Question

A car after travelling a distance of 110 km develops a problem in the engine and proceeds at $\frac{3}{4}th$ of its former speed and arrives at the destination 60 min late. Had the problem developed 30 km further on, the car would have arrived 12 min sooner.
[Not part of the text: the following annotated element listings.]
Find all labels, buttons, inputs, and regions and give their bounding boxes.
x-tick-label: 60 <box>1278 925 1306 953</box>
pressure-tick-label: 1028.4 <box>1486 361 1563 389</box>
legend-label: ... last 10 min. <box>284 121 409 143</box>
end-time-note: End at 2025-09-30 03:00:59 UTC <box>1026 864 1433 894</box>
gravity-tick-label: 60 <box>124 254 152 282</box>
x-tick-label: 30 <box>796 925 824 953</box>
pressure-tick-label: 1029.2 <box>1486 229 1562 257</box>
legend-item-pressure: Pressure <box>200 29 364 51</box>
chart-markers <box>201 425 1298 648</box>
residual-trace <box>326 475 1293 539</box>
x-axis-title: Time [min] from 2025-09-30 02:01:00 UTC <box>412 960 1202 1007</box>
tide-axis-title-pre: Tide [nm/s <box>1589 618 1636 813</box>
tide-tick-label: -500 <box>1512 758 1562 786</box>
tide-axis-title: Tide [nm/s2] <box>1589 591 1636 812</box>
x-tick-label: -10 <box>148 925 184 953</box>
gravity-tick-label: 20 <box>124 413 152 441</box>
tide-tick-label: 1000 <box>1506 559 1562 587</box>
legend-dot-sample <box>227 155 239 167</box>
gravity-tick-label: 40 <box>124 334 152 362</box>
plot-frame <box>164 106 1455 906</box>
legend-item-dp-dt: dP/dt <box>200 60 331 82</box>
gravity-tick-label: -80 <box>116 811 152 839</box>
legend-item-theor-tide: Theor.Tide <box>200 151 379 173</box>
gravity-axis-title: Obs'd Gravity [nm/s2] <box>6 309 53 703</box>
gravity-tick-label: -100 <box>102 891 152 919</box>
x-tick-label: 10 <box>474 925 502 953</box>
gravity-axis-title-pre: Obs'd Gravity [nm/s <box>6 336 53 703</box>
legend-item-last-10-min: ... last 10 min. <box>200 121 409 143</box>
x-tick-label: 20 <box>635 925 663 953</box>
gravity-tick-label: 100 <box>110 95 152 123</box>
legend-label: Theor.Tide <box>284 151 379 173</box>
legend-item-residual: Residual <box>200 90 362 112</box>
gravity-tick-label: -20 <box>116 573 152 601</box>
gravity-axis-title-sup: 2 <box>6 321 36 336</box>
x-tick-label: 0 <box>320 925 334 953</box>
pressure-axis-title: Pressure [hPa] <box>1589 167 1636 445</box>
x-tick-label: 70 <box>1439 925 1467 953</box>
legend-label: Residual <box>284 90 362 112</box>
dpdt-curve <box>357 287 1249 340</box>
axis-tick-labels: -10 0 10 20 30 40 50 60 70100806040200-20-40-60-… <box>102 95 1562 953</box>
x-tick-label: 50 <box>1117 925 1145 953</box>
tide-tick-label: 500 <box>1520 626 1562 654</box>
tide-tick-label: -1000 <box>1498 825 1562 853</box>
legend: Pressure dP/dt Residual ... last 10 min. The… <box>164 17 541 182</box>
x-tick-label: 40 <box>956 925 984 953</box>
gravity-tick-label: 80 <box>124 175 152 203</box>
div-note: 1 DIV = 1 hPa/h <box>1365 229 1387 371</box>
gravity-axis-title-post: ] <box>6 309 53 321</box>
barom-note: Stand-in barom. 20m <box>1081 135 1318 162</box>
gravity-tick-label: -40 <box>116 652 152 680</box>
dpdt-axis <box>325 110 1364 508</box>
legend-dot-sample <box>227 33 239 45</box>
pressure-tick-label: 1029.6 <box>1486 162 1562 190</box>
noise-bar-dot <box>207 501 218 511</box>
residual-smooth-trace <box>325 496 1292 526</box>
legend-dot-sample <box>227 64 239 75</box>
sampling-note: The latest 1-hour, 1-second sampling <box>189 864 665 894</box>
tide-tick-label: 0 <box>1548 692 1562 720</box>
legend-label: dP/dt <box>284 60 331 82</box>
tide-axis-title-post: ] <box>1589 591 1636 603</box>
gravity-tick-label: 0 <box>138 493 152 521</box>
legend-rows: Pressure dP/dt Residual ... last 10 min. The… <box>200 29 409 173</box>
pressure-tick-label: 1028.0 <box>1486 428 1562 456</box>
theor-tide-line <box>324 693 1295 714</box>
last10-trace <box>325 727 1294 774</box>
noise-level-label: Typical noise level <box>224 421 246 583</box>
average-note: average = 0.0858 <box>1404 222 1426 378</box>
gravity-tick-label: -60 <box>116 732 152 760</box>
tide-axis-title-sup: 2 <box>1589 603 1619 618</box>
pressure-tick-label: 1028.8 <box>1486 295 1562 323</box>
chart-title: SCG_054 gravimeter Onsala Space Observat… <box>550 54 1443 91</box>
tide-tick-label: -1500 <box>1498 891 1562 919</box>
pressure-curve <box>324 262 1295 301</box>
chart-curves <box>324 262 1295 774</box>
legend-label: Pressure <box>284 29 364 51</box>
Find the original speed of the car.

• A. 45 km/h
• B. 60 km/h
• C. 50 km/h
• D. None of these

Answer 1

The correct option is C 50 km/h

Consider that 30 km which have different speeds in both cases.
Decrease in speed = $\frac{1}{4}\times Originalspeed$.
So, increase in time to cover this distance = $\frac{1}{3}\times Originaltime$
But this is equal to 12 min.
Hence, time taken to cover this 30 km with usual (original) speed = $3\times 12=36min.$
$\therefore$ Original speed = $\frac{30km}{36min}=50kmph$

Alternate Approach:
Let the speed of car be x kmph.
Let the distance between the point of engine failure and destination be y km
If travelled through original speed, time = $\frac{y}{x}hours$
But since speed is 3/4th of original. So, time = $\frac{4y}{3x}hours.$
According to given conditions: $\frac{4y}{3x}-\frac{y}{x}=1hour......\left(i\right)$
Also, $\frac{4(y-30)}{3x}-\frac{(y-30)}{x}=\frac{48}{60}hours......\left(ii\right)$
Solving both the equations, we get x = 50 kmph.